Editorials

Pittsburgh Pirates contribute much to Manatee County, Bradenton

The Manatee County Tourist Development Council recommended $1 million for improvements to McKechnie Field at their meeting on Monday. The million-dollar recommendation comes after a $10 million renovation of the field completed in spring 2013, a $275,000 investment into Pirate City by the City of Bradenton in 2014 and a promise from this year’s state budget for $750,000 in improvements to Pirate City.
The Manatee County Tourist Development Council recommended $1 million for improvements to McKechnie Field at their meeting on Monday. The million-dollar recommendation comes after a $10 million renovation of the field completed in spring 2013, a $275,000 investment into Pirate City by the City of Bradenton in 2014 and a promise from this year’s state budget for $750,000 in improvements to Pirate City. gjefferies@bradenton.com

The Pittsburgh Pirates organization returns to the limelight this week with yet another project to improve the fan experience at McKechnie Field — a modern video board, a standard amenity at sports stadiums across the nation. The Manatee County Tourist Development Council is recommending county commissioners approve spending up to $1 million to help the Pirates buy the board, currently using a veritable antique message board.

This is a fully justifiable expenditure given the value the organization brings to Bradenton and Manatee County. The state, the county and the city have heavy investments in the team’s facilities here. The reason is simple — the annual multimillion dollar economic return on those investments.

Should commissioners approve this on July 26 — which seems inevitable — tourist tax dollars would be spent on the project. Florida Statute 125.0104 requires tourism revenue — also known as the bed tax, short-term rental tax and resort tax — go toward the promotion of tourism, beach renourishment and the “construction, reconstruction, or renovation of a professional sports franchise facility, or the acquisition, construction, reconstruction, or renovation of a retained spring training franchise facility ...”

That revenue cannot be transferred into a government general fund, though that is a common misunderstanding.

Last year alone, the Pirates spring training weeks here pumped an estimated $36 million into the local economy, Elliott Falcione, executive director of the Bradenton Area Convention and Visitors Bureau, noted at this week’s Tourist Development Council meeting. He also cited a 37 percent increase in visitation from Pittsburgh year over year.

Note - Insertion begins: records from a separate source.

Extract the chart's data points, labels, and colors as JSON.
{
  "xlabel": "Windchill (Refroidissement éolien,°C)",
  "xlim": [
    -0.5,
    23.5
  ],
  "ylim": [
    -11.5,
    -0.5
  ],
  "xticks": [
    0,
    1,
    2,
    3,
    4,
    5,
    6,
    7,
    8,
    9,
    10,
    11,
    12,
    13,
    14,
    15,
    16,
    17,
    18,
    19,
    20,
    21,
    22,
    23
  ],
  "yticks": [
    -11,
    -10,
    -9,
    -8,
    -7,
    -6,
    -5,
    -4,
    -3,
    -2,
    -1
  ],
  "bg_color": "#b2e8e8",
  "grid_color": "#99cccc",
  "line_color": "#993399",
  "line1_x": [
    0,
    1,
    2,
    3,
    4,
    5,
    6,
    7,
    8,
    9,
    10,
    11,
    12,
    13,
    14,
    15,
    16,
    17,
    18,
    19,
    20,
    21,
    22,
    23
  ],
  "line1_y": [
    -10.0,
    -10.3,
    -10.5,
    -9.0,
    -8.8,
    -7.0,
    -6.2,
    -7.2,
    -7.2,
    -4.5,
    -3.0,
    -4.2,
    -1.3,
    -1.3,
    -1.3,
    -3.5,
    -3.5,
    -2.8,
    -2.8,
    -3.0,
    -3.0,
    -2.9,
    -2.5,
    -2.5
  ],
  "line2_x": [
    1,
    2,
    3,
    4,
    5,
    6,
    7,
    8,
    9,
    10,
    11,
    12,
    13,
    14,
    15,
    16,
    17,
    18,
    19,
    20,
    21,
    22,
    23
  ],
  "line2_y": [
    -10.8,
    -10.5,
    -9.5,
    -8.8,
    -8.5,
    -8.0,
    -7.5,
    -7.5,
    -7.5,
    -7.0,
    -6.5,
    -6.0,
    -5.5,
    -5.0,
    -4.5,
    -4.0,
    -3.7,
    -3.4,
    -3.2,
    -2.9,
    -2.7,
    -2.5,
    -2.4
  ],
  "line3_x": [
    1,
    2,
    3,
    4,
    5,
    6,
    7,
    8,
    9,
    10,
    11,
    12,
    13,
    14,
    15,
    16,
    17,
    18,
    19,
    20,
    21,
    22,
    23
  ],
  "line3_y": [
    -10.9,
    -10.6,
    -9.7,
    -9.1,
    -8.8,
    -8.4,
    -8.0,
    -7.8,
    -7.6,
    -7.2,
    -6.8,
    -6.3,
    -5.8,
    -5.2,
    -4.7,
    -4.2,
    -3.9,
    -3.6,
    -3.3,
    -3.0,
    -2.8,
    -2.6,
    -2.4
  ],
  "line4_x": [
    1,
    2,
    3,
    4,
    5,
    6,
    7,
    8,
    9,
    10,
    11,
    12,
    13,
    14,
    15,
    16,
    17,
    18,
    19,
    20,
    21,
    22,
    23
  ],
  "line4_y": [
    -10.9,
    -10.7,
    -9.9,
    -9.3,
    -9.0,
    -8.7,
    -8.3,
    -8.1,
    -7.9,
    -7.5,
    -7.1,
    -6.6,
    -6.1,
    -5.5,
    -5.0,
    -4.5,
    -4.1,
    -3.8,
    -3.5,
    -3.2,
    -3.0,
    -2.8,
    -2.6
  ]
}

Tourism tax dollars were also spent on renovations and the expansion of the ballpark, a project that created one of the best spring training facilities in the country when completed in 2013. The project included a 19,000 square foot boardwalk spanning the outfield, creating an unparalleled fan experience, and the addition of 2,000 seats, bringing the total to 8,500. The $10 million cost was shared by Bradenton, which owns McKechnie Field, Manatee County and the Pirates. As part of that arrangement, the team agreed to a sizable increase in spending to promote the Bradenton area in Pittsburgh — to $400,000 annually, advertising that likely contributed to that 37 percent boost in Pittsburgh visits.

Add the Major League Baseball team’s high-Single A club, the Bradenton Marauders, to the economic mix, and the Pirates organization generated a $60 million impact last year, Trevor Gooby, the team’s senior director of Florida operations, told the Lakewood Ranch Business Alliance at Wednesday’s luncheon.

Pirate City, the team’s training and rehabilitation facility, also has proven to be a revenue generator. In 2014, the facility yielded $167,551 in sales taxes and an additional $18,453 in resort taxes for Bradenton alone.

The Pirates are responsible for quite a lot of tourist tax revenue.

The team invests in Bradenton in other ways. The organization’s charitable arm contributed $75,000 toward the construction of the Blackstone Park Palmetto Little League Complex and provides financial support to improve youth baseball, softball and recreational facilities.

Financial partnerships between professional sports franchises and governments are common across Florida and indeed the nation. Manatee County and Bradenton enjoy a strong and rewarding relationship with Pittsburgh, which began when the team’s spring training first took to McKechnie Field in 1969. The Pirates organization is a very valuable community member, a major player in Bradenton’s economy and our quality of life. A video board is a small price to pay for once again bolstering this symbiotic relationship.